Der Tacho ging auf 140, als der Lancia über die Ortsumgehung von Northampton
brauste.
     
     
     

19
     
    Am gleichen Nachmittag gingen gegen halb fünf
zwei Männer, von der Carfax her kommend, langsam über die Queen Street. Dem
Älteren, etwas Größeren, dessen langgezogenes, ausdrucksloses Gesicht mit
grauen Stoppeln bedeckt war, schlotterte ein alter blauer Nadelstreifenanzug um
die hagere Gestalt. In der rechten Hand hatte er eine bauchige Flasche
Woodpecker-Apfelwein. Der Jüngere, bärtig und ungepflegt, der zwischen Mitte
Vierzig und Mitte Fünfzig sein mochte, trug einen langen, bis zum Hals
zugeknöpften Uniformmantel. Die Rangabzeichen waren längst abhanden gekommen.

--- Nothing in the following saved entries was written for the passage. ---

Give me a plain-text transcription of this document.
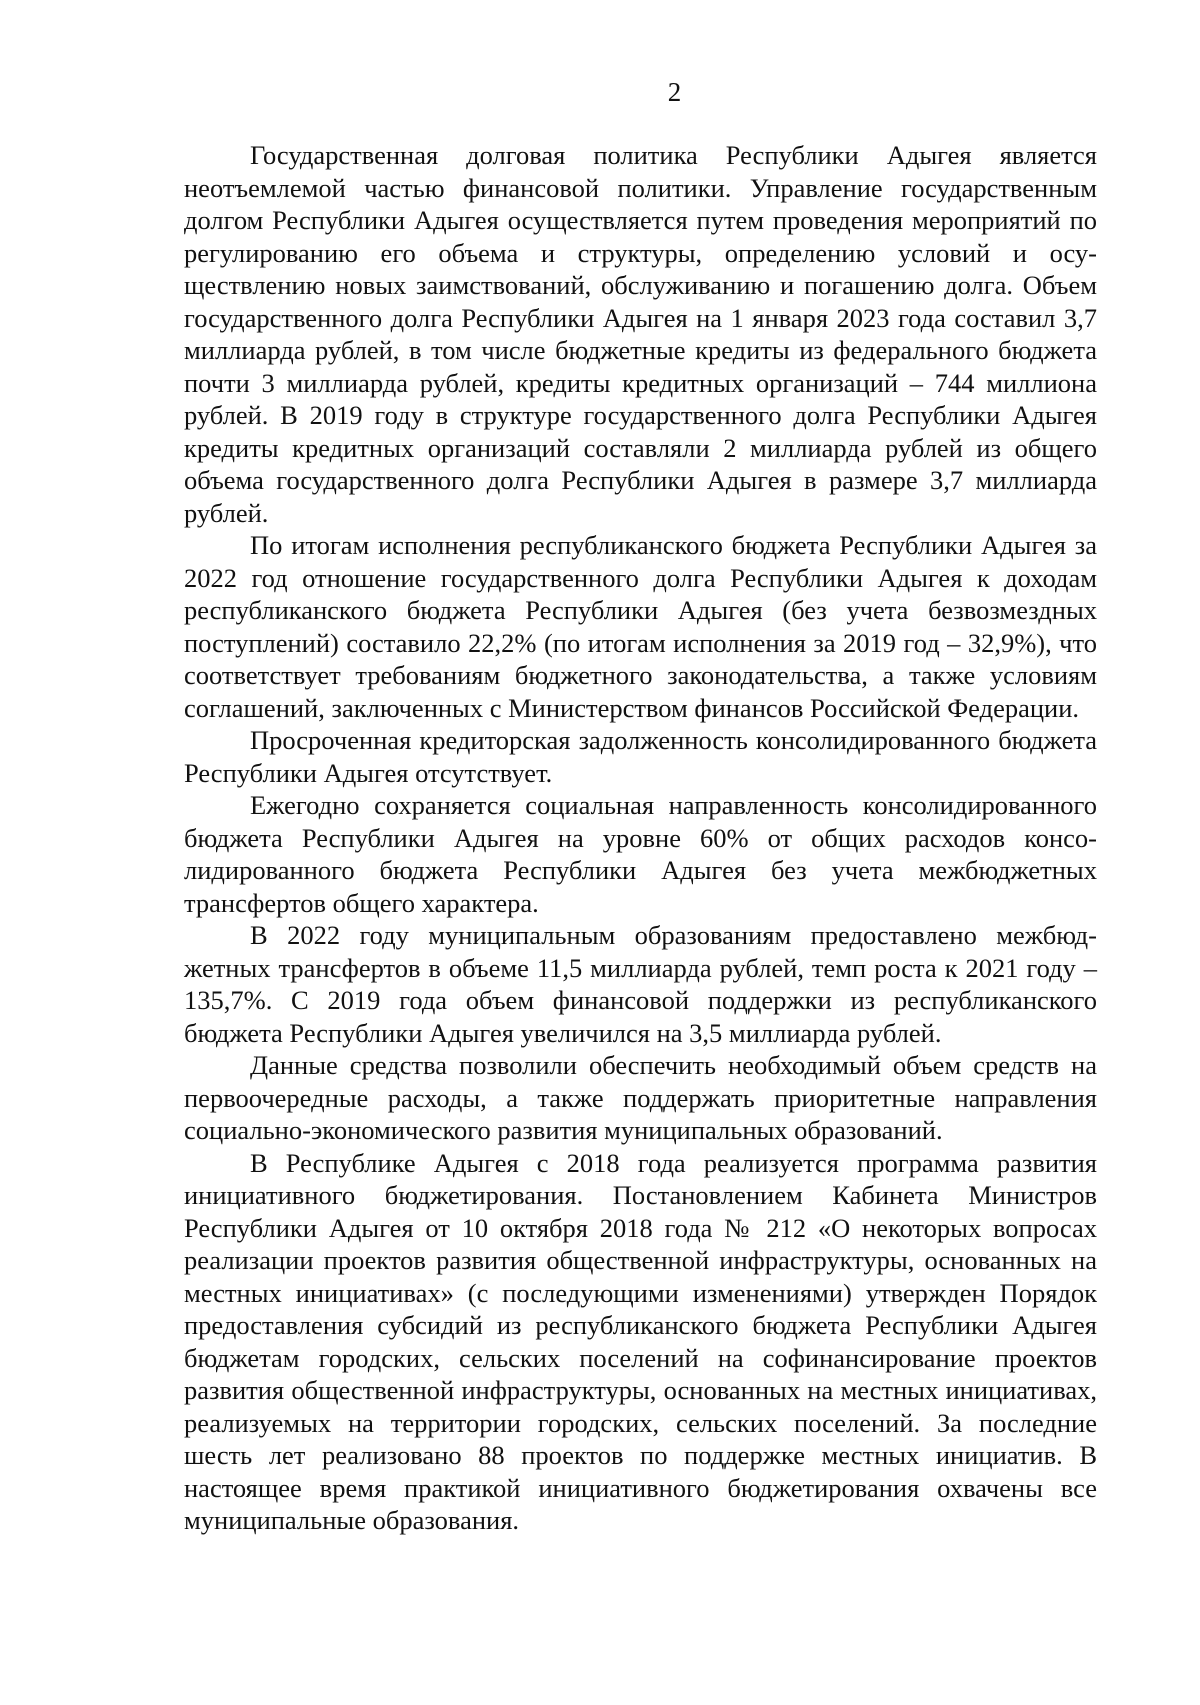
2

Государственная долговая политика Республики Адыгея является неотъемлемой частью финансовой политики. Управление государственным долгом Республики Адыгея осуществляется путем проведения мероприятий по регулированию его объема и структуры, определению условий и осуществлению новых заимствований, обслуживанию и погашению долга. Объем государственного долга Республики Адыгея на 1 января 2023 года составил 3,7 миллиарда рублей, в том числе бюджетные кредиты из федерального бюджета почти 3 миллиарда рублей, кредиты кредитных организаций – 744 миллиона рублей. В 2019 году в структуре государственного долга Республики Адыгея кредиты кредитных организаций составляли 2 миллиарда рублей из общего объема государственного долга Республики Адыгея в размере 3,7 миллиарда рублей.

По итогам исполнения республиканского бюджета Республики Адыгея за 2022 год отношение государственного долга Республики Адыгея к доходам республиканского бюджета Республики Адыгея (без учета безвозмездных поступлений) составило 22,2% (по итогам исполнения за 2019 год – 32,9%), что соответствует требованиям бюджетного законодательства, а также условиям соглашений, заключенных с Министерством финансов Российской Федерации.

Просроченная кредиторская задолженность консолидированного бюджета Республики Адыгея отсутствует.

Ежегодно сохраняется социальная направленность консолидированного бюджета Республики Адыгея на уровне 60% от общих расходов консолидированного бюджета Республики Адыгея без учета межбюджетных трансфертов общего характера.

В 2022 году муниципальным образованиям предоставлено межбюджетных трансфертов в объеме 11,5 миллиарда рублей, темп роста к 2021 году – 135,7%. С 2019 года объем финансовой поддержки из республиканского бюджета Республики Адыгея увеличился на 3,5 миллиарда рублей.

Данные средства позволили обеспечить необходимый объем средств на первоочередные расходы, а также поддержать приоритетные направления социально-экономического развития муниципальных образований.

В Республике Адыгея с 2018 года реализуется программа развития инициативного бюджетирования. Постановлением Кабинета Министров Республики Адыгея от 10 октября 2018 года № 212 «О некоторых вопросах реализации проектов развития общественной инфраструктуры, основанных на местных инициативах» (с последующими изменениями) утвержден Порядок предоставления субсидий из республиканского бюджета Республики Адыгея бюджетам городских, сельских поселений на софинансирование проектов развития общественной инфраструктуры, основанных на местных инициативах, реализуемых на территории городских, сельских поселений. За последние шесть лет реализовано 88 проектов по поддержке местных инициатив. В настоящее время практикой инициативного бюджетирования охвачены все муниципальные образования.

    Am Bonn Square gingen sie über den Rasen, der
das steinerne Ehrenmal umgibt, und setzten sich auf eine der grün gestrichenen
Bänke unter den alten Bäumen. Neben der Bank stand ein Papierkorb aus Draht,
aus dem der Jüngere die Oxford Mail vom Vortag angelte. Der Ältere
schraubte gemächlich die Apfelweinflasche auf, nahm einen kurzen Schluck,
wischte mit dem Jackenärmel über den Flaschenhals und reichte sie seinem
Begleiter. «Steht was drin?»
    «Nee.»
    In der Fußgängerzone vor dem Park herrschte
lebhafter Betrieb. Passanten strömten durch die Arkaden zwischen dem hellgelben
Backsteinbau von Selfridges und dem stumpfgelben Gebäude der Stadtbücherei. Ein
paar flüchtige Blicke streiften die beiden auf der Parkbank — Blicke ohne
Interesse oder Mitgefühl. In den Büroblocks ging unvermittelt das Licht an. Der
Abend hatte begonnen.
    «Gib mal her, wenn du fertig bist.»